December 17, 2005

  • You know what’s getting crazy stupid big?

    Drug stores, that’s what.  Oh, for the day’s of Daniel Drugs on 7th St., and Skillern’s on Camp Bowie (both the Arlington Heights and Ridglea areas).  Soda fountain counters.  Pharmacy area.  Cosmetics.

    There’s a Walgreen’s being built on the lot where the Minyard’s grocery store used to be, and I swear the critter’s gonna be huge

    Mercy Maud, how large a magazine rack is this thing gonna have? 

Comments (6)

  • They need to sell shoes and groceries and lawn furniture now, of COURSE!

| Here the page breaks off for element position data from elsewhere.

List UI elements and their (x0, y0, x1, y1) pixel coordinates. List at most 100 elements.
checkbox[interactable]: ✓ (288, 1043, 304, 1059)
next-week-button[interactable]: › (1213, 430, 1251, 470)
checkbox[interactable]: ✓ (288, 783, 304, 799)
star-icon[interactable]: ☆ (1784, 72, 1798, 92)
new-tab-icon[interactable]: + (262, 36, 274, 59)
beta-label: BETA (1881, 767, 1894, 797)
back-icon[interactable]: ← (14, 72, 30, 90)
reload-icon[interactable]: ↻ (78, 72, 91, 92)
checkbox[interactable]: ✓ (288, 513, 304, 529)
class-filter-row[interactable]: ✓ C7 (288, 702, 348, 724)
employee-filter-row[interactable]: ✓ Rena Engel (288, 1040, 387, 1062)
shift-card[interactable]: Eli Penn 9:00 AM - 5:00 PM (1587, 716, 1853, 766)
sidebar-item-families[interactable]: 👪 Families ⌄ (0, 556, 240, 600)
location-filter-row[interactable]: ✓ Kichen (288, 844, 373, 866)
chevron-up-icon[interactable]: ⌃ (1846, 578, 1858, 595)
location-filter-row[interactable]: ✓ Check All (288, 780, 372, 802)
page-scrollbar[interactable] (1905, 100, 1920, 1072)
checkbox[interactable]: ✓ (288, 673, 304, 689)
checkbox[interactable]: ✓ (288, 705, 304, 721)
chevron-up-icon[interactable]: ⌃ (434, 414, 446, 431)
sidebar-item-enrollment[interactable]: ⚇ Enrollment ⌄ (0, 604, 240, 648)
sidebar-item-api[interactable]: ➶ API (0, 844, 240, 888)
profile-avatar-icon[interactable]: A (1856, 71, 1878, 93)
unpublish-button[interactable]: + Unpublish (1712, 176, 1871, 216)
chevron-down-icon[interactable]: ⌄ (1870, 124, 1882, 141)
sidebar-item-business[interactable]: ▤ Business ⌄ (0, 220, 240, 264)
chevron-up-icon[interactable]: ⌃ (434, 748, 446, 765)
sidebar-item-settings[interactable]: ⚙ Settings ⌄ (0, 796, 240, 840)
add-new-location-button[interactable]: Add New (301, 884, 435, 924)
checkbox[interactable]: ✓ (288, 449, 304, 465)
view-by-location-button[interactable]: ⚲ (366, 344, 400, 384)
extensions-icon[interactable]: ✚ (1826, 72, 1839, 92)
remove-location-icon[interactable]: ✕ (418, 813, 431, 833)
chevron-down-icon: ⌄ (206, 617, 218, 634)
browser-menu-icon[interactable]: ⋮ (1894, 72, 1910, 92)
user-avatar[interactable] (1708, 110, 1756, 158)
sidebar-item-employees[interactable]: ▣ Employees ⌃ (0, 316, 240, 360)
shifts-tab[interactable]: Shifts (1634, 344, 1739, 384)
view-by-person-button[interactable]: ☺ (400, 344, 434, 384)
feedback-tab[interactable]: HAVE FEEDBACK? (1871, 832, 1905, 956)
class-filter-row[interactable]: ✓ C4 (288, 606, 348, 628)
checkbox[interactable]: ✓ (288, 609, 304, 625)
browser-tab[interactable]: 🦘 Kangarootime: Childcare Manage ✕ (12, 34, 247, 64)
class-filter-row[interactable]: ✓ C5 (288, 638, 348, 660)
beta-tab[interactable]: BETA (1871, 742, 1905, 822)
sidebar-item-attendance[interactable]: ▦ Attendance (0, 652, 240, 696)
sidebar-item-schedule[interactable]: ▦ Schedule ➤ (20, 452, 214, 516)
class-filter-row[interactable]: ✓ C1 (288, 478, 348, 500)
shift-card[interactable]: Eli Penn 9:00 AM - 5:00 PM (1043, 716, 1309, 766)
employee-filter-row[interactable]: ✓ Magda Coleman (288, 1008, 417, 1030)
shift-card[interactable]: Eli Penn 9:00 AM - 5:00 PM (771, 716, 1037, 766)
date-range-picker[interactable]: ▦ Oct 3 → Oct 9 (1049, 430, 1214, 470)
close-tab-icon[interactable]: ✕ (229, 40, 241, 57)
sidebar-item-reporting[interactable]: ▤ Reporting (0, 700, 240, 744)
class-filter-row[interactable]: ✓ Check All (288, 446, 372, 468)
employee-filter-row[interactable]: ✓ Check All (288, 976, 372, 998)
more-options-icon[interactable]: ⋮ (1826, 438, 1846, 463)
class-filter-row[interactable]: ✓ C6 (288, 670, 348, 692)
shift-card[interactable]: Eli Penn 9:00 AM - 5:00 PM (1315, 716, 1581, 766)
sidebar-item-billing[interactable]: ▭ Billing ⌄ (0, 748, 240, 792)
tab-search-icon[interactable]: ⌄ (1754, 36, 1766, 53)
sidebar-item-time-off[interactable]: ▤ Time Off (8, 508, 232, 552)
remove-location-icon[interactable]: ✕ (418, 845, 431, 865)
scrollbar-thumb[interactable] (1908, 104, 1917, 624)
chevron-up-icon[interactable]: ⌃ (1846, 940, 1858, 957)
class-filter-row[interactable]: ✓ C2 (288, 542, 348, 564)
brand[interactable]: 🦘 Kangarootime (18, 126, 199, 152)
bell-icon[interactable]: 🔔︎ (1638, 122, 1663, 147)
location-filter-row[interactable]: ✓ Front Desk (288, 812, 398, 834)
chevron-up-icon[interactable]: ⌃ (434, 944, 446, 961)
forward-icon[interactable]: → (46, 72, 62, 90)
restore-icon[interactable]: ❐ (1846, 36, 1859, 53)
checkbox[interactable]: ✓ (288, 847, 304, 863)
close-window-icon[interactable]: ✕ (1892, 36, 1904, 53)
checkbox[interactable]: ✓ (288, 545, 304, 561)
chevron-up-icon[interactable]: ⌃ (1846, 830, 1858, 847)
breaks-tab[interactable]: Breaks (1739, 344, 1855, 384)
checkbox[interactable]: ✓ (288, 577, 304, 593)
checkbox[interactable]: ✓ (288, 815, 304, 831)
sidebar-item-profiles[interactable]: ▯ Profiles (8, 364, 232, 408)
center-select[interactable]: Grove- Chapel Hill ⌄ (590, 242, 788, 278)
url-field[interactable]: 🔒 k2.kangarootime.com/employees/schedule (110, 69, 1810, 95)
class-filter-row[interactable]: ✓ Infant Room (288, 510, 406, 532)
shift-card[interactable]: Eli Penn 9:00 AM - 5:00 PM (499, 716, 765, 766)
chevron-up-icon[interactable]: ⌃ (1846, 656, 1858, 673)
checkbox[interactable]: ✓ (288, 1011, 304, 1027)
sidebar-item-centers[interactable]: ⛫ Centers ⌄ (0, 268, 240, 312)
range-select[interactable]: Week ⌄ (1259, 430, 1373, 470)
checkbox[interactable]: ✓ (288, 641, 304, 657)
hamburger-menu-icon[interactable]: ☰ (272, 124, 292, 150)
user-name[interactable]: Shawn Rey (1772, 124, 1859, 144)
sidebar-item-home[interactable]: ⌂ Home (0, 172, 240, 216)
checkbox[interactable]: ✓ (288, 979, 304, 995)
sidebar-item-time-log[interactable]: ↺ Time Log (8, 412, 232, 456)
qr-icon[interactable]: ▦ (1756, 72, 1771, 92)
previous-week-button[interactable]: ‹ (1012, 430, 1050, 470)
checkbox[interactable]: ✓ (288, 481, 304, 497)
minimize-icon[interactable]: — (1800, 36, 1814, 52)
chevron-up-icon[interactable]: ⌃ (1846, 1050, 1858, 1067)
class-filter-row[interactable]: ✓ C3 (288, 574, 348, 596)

    It’s funny – we use a CVS about 4 or 5 miles down the road, and just outside the city limits. It’s progressed from being “Lane’s Rexall Pharmacy” to “Lane’s Rea & Derick,” to just plain ol’ “Rea & Derick,” which included a move a half a block up and across the street to where the A & P used to be. Then it became CVS and to this day – nearly 20 years later, I’d say, Faron still makes up any variety of letters to call it. “QVS,” “VSC”…anything ‘ll do. It’s my theory that he’s rejecting the mega-store-ness.

    me<><

  • Get him to an MD PDQ.

  • You know, we still have Daniel Drugs on 7th. That’s my pharmacy. No soda fountain though…not even a bottled Coke. Hershey’s Special Dark chocolate bars though…

  • Ah, Cindy, memories, memories.

    My Dad ran a Rexall pharmacy in the 70′s, and then Rea & Derick was the first “big chain store” (aka The Enemy) in town. There was a Thrift a little farther out, but not as direct a competitor.

    The store that was my Dad’s is no more, Rea and Derick was gobbled up by CVS, and Thrift became Eckerd, and we all know what just happened to Eckerd.

    Yet another thing to make me feel old before my time.

  • Oh, and on a similar note, I remember visiting other pharmacies in the area as a kid — indie pharmacists used to sell each other stuff at cost as courtesy if something somewhat unusual was needed quickly for a regular customer, so Mom or one of my brothers and I would have to make a little trip to another store in the next town to pick something up — and there was still quite a few stores around at that time that were dominated by the prescription counter, and sold nothing else other than a small collection of OTC meds, and maybe candy bars or newspapers. My Dad’s was of the more variety sort — greeting cards, unboxed chocolates, a few gifts and paperbacks, etc. Long before I was born, in the 50′s, he had a store in Allentown that had a real live soda fountain.

    But anyway, it wasn’t unusual 30 years ago for a pharmacy to sell almost nothing but (gasp) medicine.

  • “was still quite a few stores around”??? oh brother.